The same care given to the story is evident in the shocking attention to detail in the game’s presentation. Spanning 1943-1951, Mafia II is an exercise in the painstaking evocation of a historical sense memory. The first time you are driven through Empire Bay, it’s a snowy evening in 1945 with “Baby its Cold Outside” playing on the radio. The elegance and innocent hope of the city is laid forth and continues throughout the game as a continual comment on the unsavory role Vito plays. The cutscenes are choreographed with equal attention, evoking the requisite moodiness and menace. In particular a scene involving a loan shark where the minimal lighting, dingy setting, and menacing music playing with perfect pianissimo conspire to make the sequence drip with Shakespearean foreshadowing and dread.
While superlative moments like this abound in Mafia II, the game does fall into a trap of “realistic” styled games. When so much is so well presented, elements that are not up to the same standards stick out rudely. While male characters in Mafia II are rendered nicely, the women are another story, in particular are the prostitutes that work a “cathouse.” Simply put, Diane Arbus would think twice about capturing them on film. Many of the scenes also involve characters eating food, a staple of any Mafia movie, here they are a single, flat texture. In most games I would look past such imperfections, but in the case of Mafia II, the efforts in the design allow these blemishes to throw the player out of a deeply engrossing experience, if only for a moment.
But What Should I Do With The Cannoli?
The central gameplay to Mafia II are shootouts that are plentiful and, for the most part, fun. The level of detail in the game extends to the combat with breakable scenery that is very successful at heightening the drama of a tommy-gun jamboree. The combat is very cover based and you will die quickly if you are not behind a solid object. Although, the decision to hold down the a/x button to enter and exit cover is questionable and can cause great hardship in tense situations.
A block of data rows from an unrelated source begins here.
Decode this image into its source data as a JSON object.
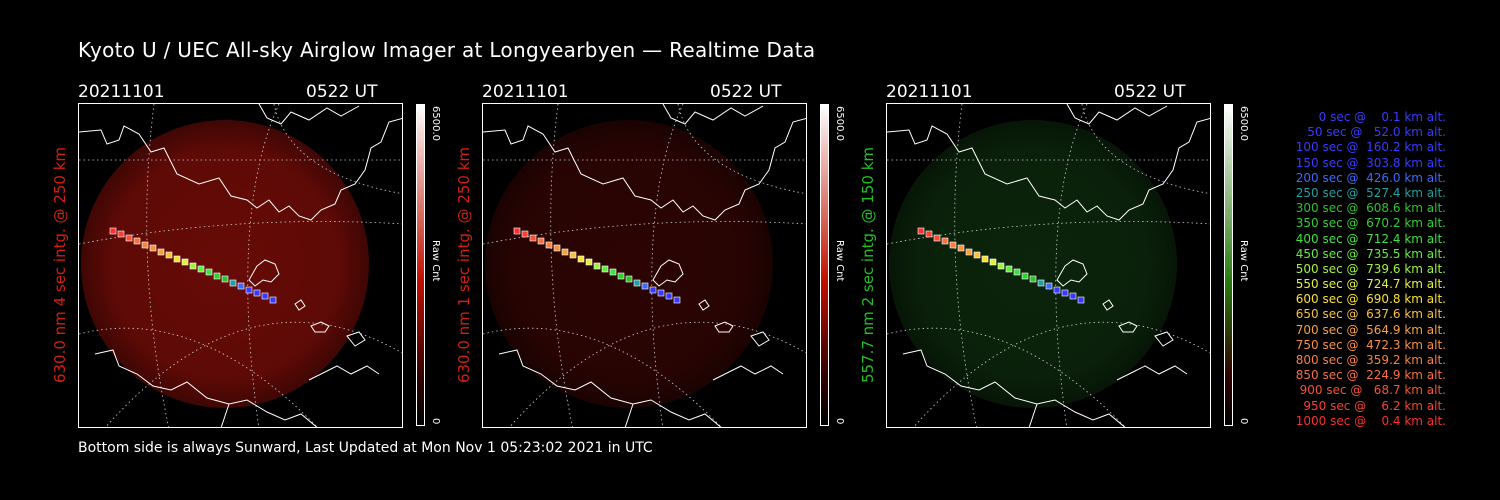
{
  "title": "Kyoto U / UEC All-sky Airglow Imager at Longyearbyen — Realtime Data",
  "footer": "Bottom side is always Sunward, Last Updated at Mon Nov  1 05:23:02 2021 in UTC",
  "panels": [
    {
      "date": "20211101",
      "time": "0522 UT",
      "ylabel": "630.0 nm 4 sec intg. @ 250 km",
      "label_color": "#d02010",
      "cbar_max": "6500.0",
      "cbar_unit": "Raw Cnt",
      "cbar_min": "0",
      "glow_color": "#7a0d08",
      "glow_opacity": 0.85,
      "cbar_top_color": "#ffffff",
      "cbar_bottom_color": "#c01000"
    },
    {
      "date": "20211101",
      "time": "0522 UT",
      "ylabel": "630.0 nm 1 sec intg. @ 250 km",
      "label_color": "#d02010",
      "cbar_max": "6500.0",
      "cbar_unit": "Raw Cnt",
      "cbar_min": "0",
      "glow_color": "#3a0604",
      "glow_opacity": 0.75,
      "cbar_top_color": "#ffffff",
      "cbar_bottom_color": "#c01000"
    },
    {
      "date": "20211101",
      "time": "0522 UT",
      "ylabel": "557.7 nm 2 sec intg. @ 150 km",
      "label_color": "#20c020",
      "cbar_max": "6500.0",
      "cbar_unit": "Raw Cnt",
      "cbar_min": "0",
      "glow_color": "#0d2a0d",
      "glow_opacity": 0.85,
      "cbar_top_color": "#ffffff",
      "cbar_bottom_color": "#2a7a10"
    }
  ],
  "legend": [
    {
      "text": "   0 sec @    0.1 km alt.",
      "color": "#3a3aff"
    },
    {
      "text": "  50 sec @   52.0 km alt.",
      "color": "#3a3aff"
    },
    {
      "text": " 100 sec @  160.2 km alt.",
      "color": "#3a3aff"
    },
    {
      "text": " 150 sec @  303.8 km alt.",
      "color": "#3a3aff"
    },
    {
      "text": " 200 sec @  426.0 km alt.",
      "color": "#3a6aff"
    },
    {
      "text": " 250 sec @  527.4 km alt.",
      "color": "#20a0a0"
    },
    {
      "text": " 300 sec @  608.6 km alt.",
      "color": "#30c030"
    },
    {
      "text": " 350 sec @  670.2 km alt.",
      "color": "#30d030"
    },
    {
      "text": " 400 sec @  712.4 km alt.",
      "color": "#40e040"
    },
    {
      "text": " 450 sec @  735.5 km alt.",
      "color": "#60ee40"
    },
    {
      "text": " 500 sec @  739.6 km alt.",
      "color": "#a0f040"
    },
    {
      "text": " 550 sec @  724.7 km alt.",
      "color": "#e0f040"
    },
    {
      "text": " 600 sec @  690.8 km alt.",
      "color": "#f8e030"
    },
    {
      "text": " 650 sec @  637.6 km alt.",
      "color": "#f8c040"
    },
    {
      "text": " 700 sec @  564.9 km alt.",
      "color": "#f8a040"
    },
    {
      "text": " 750 sec @  472.3 km alt.",
      "color": "#f89040"
    },
    {
      "text": " 800 sec @  359.2 km alt.",
      "color": "#f88040"
    },
    {
      "text": " 850 sec @  224.9 km alt.",
      "color": "#f87040"
    },
    {
      "text": " 900 sec @   68.7 km alt.",
      "color": "#f85030"
    },
    {
      "text": " 950 sec @    6.2 km alt.",
      "color": "#f84030"
    },
    {
      "text": "1000 sec @    0.4 km alt.",
      "color": "#f83030"
    }
  ]
}
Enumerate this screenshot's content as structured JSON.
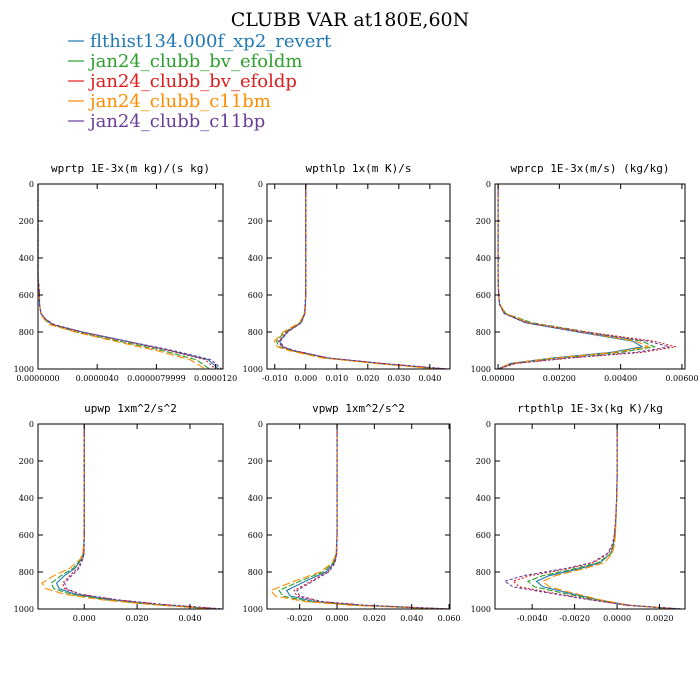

While the combat, with all its drama is quite compelling early on in the game, over time it gives way to the limitations of the level design and enemy A.I. The combat is stop and pop in the most direct sense of the term. Almost all enemies will hide behind objects to occasionally lean out to shoot and this is when you shoot them. Rarely do they move to alternate cover or keep you on your toes. Similar to issues I found in the original Uncharted, you are trying to hit slender enemies from a distance and the controls, while solid, do not offer that extra level of finesse to comfortably lock onto a rather small target. More importantly the repeated whack-a-mole combat loses its spark as you enter into most encounters knowing how they will play out.
In addition, the health system alerts you to damage you incur by desaturating the color on screen, while this is typical of many games, in Mafia¸ it can take as few as two shots to bring the screen to black and white, which would be manageable if so many of the combat spaces were not so dark to begin with. Throughout the game I found myself unable to see virtually anything on the screen as I waited for it to brighten enough to get back into the game. The intentions are well placed; however, in practice, it only serves to unnecessarily lengthen action that would benefit from brevity.
While this would typically seem like a serious drawback, in the end Mafia II is such an impressive package and an act of such effective mood that it never impeded my desire to see what happens next. Audacious in its design and story choices, Mafia II shows new possibilities in the medium and merits interest by anyone wanting an adult change of pace.